A.P. Moller – Maersk (APMM) said its ocean container shipping division generated freight revenues of $6.373 million in the quarter ended September 30, down 0.9% compared to a year earlier. However, earnings before interest, taxes, depreciation and amortization (EBITDA) climbed 12.6% in the period to $1.268 million.
The result was achieved despite the carrier’s average loaded freight rate declining 3.6% year-on-year in Q3 2019 and volumes increasing by only 2.1%.
Lars Jensen, CEO of SeaIntelligence Consulting, said Maersk’s third quarter performance was accomplished primarily through a reduction in underlying operational costs of 2.3% and offered further proof of the company’s “ability to continuously improve operational efficiency.”
He added, “Profitability measured as EBITDA margin increased to 17.4% – a tiny fraction ahead of Hapag-Lloyd.
“Both these carriers clearly exhibit a successful approach based on a ‘profits over market share’ prioritization. Especially when contrasted with Evergreen, Yang Ming and HMM, which are clearly still struggling with how to become profitable.”
Maersk said the total volume increase of 2.1% was mainly driven by a 4.3% increase in backhaul volumes, with headhaul volumes up just 1.2% in the third quarter.
“Global volume growth was around 1.5%,” Maersk said in a statement. “The East-West volume decrease was led by North America trades due to trade restrictions, while Europe was on par.”
The Maersk announcement also stated, “The North-South volume increase was driven by higher import volumes to Africa, while the negative demand in Latin America continued.“
APMM (CPH: MAERSK-B) reported group revenues of $10.1 billion in the Q3 2019, down 0.9% year-on-year, and EBITDA of $1.7 billion, an increase of 14%.
Maersk CEO Soren Skou said, “While the global container demand, as expected, was lower in the third quarter due to weaker growth in the global economy, A.P. Moller – Maersk continued to improve its operating results.”
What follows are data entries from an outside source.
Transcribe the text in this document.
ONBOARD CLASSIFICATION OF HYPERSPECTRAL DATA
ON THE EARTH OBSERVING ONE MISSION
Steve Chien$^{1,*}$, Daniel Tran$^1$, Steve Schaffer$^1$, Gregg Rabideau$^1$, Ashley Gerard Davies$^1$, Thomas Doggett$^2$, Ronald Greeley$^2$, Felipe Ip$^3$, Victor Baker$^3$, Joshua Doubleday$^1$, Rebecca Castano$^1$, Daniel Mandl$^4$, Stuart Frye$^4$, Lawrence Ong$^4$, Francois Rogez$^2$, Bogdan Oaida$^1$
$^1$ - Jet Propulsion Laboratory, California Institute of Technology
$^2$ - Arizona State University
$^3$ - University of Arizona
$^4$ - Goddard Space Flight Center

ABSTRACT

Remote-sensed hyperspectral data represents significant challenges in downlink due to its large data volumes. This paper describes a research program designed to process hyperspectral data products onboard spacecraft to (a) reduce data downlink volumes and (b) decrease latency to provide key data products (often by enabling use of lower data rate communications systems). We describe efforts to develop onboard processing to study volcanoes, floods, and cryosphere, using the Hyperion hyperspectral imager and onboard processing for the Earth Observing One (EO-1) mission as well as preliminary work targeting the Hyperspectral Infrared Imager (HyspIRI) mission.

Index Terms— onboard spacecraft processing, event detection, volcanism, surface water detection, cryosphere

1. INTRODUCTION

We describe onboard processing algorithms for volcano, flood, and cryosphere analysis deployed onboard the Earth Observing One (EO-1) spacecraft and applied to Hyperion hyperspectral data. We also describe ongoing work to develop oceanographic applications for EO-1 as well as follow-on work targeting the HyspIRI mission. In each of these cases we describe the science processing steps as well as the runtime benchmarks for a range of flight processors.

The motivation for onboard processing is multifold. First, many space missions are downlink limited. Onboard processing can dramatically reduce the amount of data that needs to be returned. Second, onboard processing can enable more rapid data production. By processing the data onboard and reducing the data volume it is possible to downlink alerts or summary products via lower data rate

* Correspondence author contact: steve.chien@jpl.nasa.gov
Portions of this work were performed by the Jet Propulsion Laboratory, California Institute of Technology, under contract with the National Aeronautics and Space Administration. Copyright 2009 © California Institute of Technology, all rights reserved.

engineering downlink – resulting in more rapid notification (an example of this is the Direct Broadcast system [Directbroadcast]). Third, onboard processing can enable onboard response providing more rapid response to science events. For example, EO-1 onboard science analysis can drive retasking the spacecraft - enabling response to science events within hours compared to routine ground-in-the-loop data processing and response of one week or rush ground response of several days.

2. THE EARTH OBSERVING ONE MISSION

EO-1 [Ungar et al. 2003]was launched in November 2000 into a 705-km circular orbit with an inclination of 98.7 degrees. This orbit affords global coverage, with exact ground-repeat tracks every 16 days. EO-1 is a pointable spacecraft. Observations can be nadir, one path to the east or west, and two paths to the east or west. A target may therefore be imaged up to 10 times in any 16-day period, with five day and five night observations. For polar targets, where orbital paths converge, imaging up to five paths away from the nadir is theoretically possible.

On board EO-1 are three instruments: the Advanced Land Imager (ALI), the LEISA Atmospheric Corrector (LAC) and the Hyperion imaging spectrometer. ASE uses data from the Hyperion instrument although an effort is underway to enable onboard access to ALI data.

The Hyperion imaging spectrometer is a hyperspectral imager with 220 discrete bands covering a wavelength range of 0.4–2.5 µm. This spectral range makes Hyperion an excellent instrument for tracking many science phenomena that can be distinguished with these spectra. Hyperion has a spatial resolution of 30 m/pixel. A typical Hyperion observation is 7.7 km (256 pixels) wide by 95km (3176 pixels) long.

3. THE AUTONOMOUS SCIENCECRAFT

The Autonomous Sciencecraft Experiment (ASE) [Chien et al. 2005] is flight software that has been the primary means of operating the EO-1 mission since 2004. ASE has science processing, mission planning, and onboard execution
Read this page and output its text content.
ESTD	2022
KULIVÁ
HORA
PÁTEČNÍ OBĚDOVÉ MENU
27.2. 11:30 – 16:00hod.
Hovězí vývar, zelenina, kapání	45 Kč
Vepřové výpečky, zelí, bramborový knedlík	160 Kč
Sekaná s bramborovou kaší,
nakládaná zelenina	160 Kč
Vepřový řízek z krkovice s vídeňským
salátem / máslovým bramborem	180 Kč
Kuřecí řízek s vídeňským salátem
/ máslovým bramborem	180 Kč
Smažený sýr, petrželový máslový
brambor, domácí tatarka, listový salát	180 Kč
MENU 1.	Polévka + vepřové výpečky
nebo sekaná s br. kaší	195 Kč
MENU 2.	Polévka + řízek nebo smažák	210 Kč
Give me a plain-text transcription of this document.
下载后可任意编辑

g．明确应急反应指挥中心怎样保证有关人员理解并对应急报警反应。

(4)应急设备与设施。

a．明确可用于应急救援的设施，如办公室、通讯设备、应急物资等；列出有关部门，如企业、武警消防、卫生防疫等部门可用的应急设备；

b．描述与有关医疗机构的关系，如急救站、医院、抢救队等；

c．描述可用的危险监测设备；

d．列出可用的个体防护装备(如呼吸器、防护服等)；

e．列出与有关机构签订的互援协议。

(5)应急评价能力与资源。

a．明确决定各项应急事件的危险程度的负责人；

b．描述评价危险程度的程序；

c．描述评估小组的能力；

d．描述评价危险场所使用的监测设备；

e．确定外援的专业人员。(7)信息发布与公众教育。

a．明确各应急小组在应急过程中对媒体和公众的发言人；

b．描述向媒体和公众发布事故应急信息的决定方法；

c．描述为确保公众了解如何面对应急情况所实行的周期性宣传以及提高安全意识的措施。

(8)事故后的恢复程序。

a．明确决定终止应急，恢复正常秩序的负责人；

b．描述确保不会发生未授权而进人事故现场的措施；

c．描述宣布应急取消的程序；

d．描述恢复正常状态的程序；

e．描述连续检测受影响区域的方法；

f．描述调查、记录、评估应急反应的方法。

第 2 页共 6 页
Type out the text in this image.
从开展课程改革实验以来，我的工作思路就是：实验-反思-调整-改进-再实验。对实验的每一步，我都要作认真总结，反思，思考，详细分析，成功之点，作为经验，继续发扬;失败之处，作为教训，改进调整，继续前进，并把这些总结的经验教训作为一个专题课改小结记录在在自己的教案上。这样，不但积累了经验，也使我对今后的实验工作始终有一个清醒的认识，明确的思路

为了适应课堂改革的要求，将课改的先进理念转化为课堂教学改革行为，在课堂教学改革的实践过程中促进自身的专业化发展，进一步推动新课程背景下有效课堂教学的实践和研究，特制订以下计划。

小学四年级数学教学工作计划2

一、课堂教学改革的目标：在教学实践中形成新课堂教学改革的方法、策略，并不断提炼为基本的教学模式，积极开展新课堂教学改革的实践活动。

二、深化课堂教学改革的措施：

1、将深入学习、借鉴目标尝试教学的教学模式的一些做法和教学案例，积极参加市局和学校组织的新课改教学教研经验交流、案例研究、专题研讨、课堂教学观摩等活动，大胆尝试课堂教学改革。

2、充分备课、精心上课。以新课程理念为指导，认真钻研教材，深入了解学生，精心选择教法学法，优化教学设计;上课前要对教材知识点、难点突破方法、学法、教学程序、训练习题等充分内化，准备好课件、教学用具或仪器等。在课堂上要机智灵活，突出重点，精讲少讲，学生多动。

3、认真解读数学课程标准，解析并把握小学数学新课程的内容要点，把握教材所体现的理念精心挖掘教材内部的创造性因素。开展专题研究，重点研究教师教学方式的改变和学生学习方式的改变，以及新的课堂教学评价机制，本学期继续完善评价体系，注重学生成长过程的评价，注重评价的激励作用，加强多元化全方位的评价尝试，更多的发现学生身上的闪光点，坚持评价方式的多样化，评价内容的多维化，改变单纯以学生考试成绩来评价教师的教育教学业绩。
Skou, who has also taken on the role of COO after it was announced on 11 November that Søren Toft had left to “pursue an opportunity outside the company,” said the group had delivered strong free cash flow and a return on invested capital of 6.4%.
This was achieved as a result of “strong operational performance in Ocean, higher margins in Terminals and solid earnings progress in Logistics & Services,” he added.
APMM’s Terminals & Towage division posted EBITDA of $313 million, up 23% compared to a year earlier. Division revenues rose 5.8% to $986 million in the period.
The company’s Logistics & Services division recorded EBITDA of $94 million, up 34% compared to the third quarter of 2018. Revenues increased 2.6% to $1.622 million and were “positively impacted by increasing revenue in intermodal and warehousing and distribution, offset by declining revenue in sea and air freight forwarding and supply change management,” said a company statement.
The statement added, “Volumes in air and sea freight forwarding were negatively impacted by general weaker demand and year-over-year effects from strategic initiatives taken earlier in the year to exit some countries.”
As announced on 21 October, APMM now expects EBITDA this year in the range of $5.4-5.8 billion, up from its previous forecast of $5 billion
“The strong performance for the quarter combined with our expectations for the rest of the year, led to the recent upgrade of our earnings expectations for 2019,” said Skou. “We will continue our focus on profitability and free cash flow in the fourth quarter and into 2020.”